LE CONFLIT.
Après la guerre euro-américaine il y eut un siècle de petits conflits nationaux, puis un siècle d’une paix tendue, au cours duquel l’Amérique et la Chine devinrent de plus en plus gênantes l’une pour l’autre. Vers la fin de cette période la grande masse des hommes était en théorie beaucoup plus cosmopolite que nationaliste, pourtant un tribalisme invétéré se cachait en chaque esprit, toujours prêt à s’en rendre maître. La planète était alors une unité économique délicatement organisée et le monde des affaires dans tous les pays dédaignait fort le patriotisme. La génération adulte de l’époque était consciemment et sans réserve internationaliste et pacifiste. Pourtant cette conviction logiquement irréfutable était sapée par un besoin biologique d’une vie aventureuse. Une paix prolongée, des conditions sociales améliorées avaient grandement réduit le danger et les difficultés de l’existence, et il n’y avait point de succédané socialement inoffensif qui pût remplacer la guerre et permettre l’exercice du courage primitif et de la colère de ces animaux façonnés pour les terres sauvages. Les hommes désiraient consciemment la paix ; inconsciemment, ils avaient encore besoin des actes de bravoure que permettait la guerre. Et cette agressivité refoulée s’exprimait constamment en explosions de tribalisme irrationnel.
Un conflit grave était inévitable. Comme d’habitude les causes en furent à la fois économiques et sentimentales. La cause économique fut le besoin de pétrole. Un siècle plus tôt une très sérieuse disette de pétrole avait tellement assagi l’humanité que la Société des Nations avait pu imposer un système de contrôle cosmopolite sur les gisements existants et même sur les mines de charbon. Elle avait également imposé une stricte réglementation de l’utilisation de ces précieux combustibles. Le pétrole en particulier ne devait être utilisé que dans les entreprises où aucune autre forme d’énergie ne pouvait être employée. Le contrôle cosmopolite du pétrole fut peut-être la plus grande réussite de la Société des Nations et cette ligne de conduite fut suivie par l’humanité longtemps après que la Société des Nations eut été détrônée. Pourtant, par une belle ironie du sort, cette politique singulièrement sensée contribua largement à la chute de la civilisation. Par elle, l’épuisement des mines de charbon fut retardé jusqu’à une période où l’intelligence humaine était si dégénérée qu’elle ne pouvait plus faire face à une telle crise. Au lieu de s’adapter à la nouvelle situation, elle s’effondra.

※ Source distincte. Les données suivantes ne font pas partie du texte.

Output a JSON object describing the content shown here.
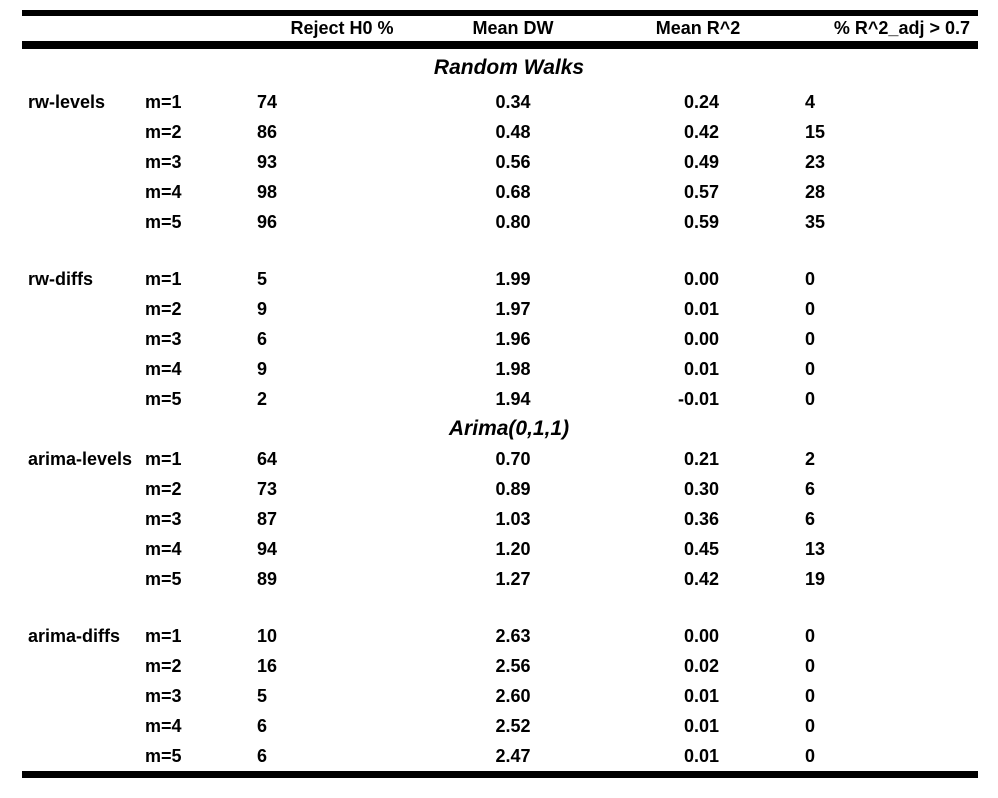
{
  "colors": {
    "background": "#ffffff",
    "text": "#000000",
    "rule": "#000000"
  },
  "table": {
    "columns": [
      "Reject H0 %",
      "Mean DW",
      "Mean R^2",
      "% R^2_adj > 0.7"
    ],
    "sections": [
      {
        "title": "Random Walks",
        "groups": [
          {
            "label": "rw-levels",
            "rows": [
              {
                "m": "m=1",
                "reject": "74",
                "dw": "0.34",
                "r2": "0.24",
                "r2adj": "4"
              },
              {
                "m": "m=2",
                "reject": "86",
                "dw": "0.48",
                "r2": "0.42",
                "r2adj": "15"
              },
              {
                "m": "m=3",
                "reject": "93",
                "dw": "0.56",
                "r2": "0.49",
                "r2adj": "23"
              },
              {
                "m": "m=4",
                "reject": "98",
                "dw": "0.68",
                "r2": "0.57",
                "r2adj": "28"
              },
              {
                "m": "m=5",
                "reject": "96",
                "dw": "0.80",
                "r2": "0.59",
                "r2adj": "35"
              }
            ]
          },
          {
            "label": "rw-diffs",
            "rows": [
              {
                "m": "m=1",
                "reject": "5",
                "dw": "1.99",
                "r2": "0.00",
                "r2adj": "0"
              },
              {
                "m": "m=2",
                "reject": "9",
                "dw": "1.97",
                "r2": "0.01",
                "r2adj": "0"
              },
              {
                "m": "m=3",
                "reject": "6",
                "dw": "1.96",
                "r2": "0.00",
                "r2adj": "0"
              },
              {
                "m": "m=4",
                "reject": "9",
                "dw": "1.98",
                "r2": "0.01",
                "r2adj": "0"
              },
              {
                "m": "m=5",
                "reject": "2",
                "dw": "1.94",
                "r2": "-0.01",
                "r2adj": "0"
              }
            ]
          }
        ]
      },
      {
        "title": "Arima(0,1,1)",
        "groups": [
          {
            "label": "arima-levels",
            "rows": [
              {
                "m": "m=1",
                "reject": "64",
                "dw": "0.70",
                "r2": "0.21",
                "r2adj": "2"
              },
              {
                "m": "m=2",
                "reject": "73",
                "dw": "0.89",
                "r2": "0.30",
                "r2adj": "6"
              },
              {
                "m": "m=3",
                "reject": "87",
                "dw": "1.03",
                "r2": "0.36",
                "r2adj": "6"
              },
              {
                "m": "m=4",
                "reject": "94",
                "dw": "1.20",
                "r2": "0.45",
                "r2adj": "13"
              },
              {
                "m": "m=5",
                "reject": "89",
                "dw": "1.27",
                "r2": "0.42",
                "r2adj": "19"
              }
            ]
          },
          {
            "label": "arima-diffs",
            "rows": [
              {
                "m": "m=1",
                "reject": "10",
                "dw": "2.63",
                "r2": "0.00",
                "r2adj": "0"
              },
              {
                "m": "m=2",
                "reject": "16",
                "dw": "2.56",
                "r2": "0.02",
                "r2adj": "0"
              },
              {
                "m": "m=3",
                "reject": "5",
                "dw": "2.60",
                "r2": "0.01",
                "r2adj": "0"
              },
              {
                "m": "m=4",
                "reject": "6",
                "dw": "2.52",
                "r2": "0.01",
                "r2adj": "0"
              },
              {
                "m": "m=5",
                "reject": "6",
                "dw": "2.47",
                "r2": "0.01",
                "r2adj": "0"
              }
            ]
          }
        ]
      }
    ]
  }
}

Mais à l’époque dont nous nous occupons, on venait récemment de découvrir le moyen d’exploiter avec profit les énormes gisements de pétrole de l’Antarctique. Par malheur, ces vastes ressources se trouvaient techniquement hors de la juridiction de l’Office mondial de contrôle des combustibles. L’Amérique fut la première sur place et vit dans le pétrole de l’Antarctique un moyen de progresser et de remplir ce devoir dont elle s’était spontanément chargée : américaniser la planète. La Chine, craignant l’américanisation, exigea que les nouvelles ressources fussent placées sous la juridiction de l’Office. En quelques années, les sentiments sur ce point devinrent de plus en plus violents, et les deux peuples retombèrent dans le vieil et fruste état d’esprit nationaliste. La guerre parut presque inévitable.
Mais la véritable cause du conflit fut comme à l’habitude un accident. Un scandale éclata au sujet du travail des enfants dans certaines usines de l’Inde. On exploitait durement des garçons et des filles de moins de douze ans et dans leur situation misérable, leurs seules aventures étaient des rapports sexuels précoces. Le gouvernement américain protesta et en des termes qui laissaient entendre que l’Amérique était la gardienne de la morale du monde. L’Inde arrêta immédiatement les réformes qu’elle avait commencé à appliquer et répliqua à l’Amérique qu’elle se mêlait de ce qui ne la regardait pas. L’Amérique menaça d’envoyer une expédition pour remettre les choses en ordre, « soutenue en cela par l’approbation de toutes les races soucieuses de morale de la Terre ». La Chine intervint alors pour maintenir la paix entre sa rivale et sa partenaire et s’engagea à veiller à ce que le mal fût aboli, si les Américains voulaient bien retirer leurs extravagantes calomnies sur la conscience orientale. Mais il était trop tard. Il y eut un raid sur une banque américaine en Chine, on coupa la tête de son directeur, on la fit rouler à coups de pieds dans les rues.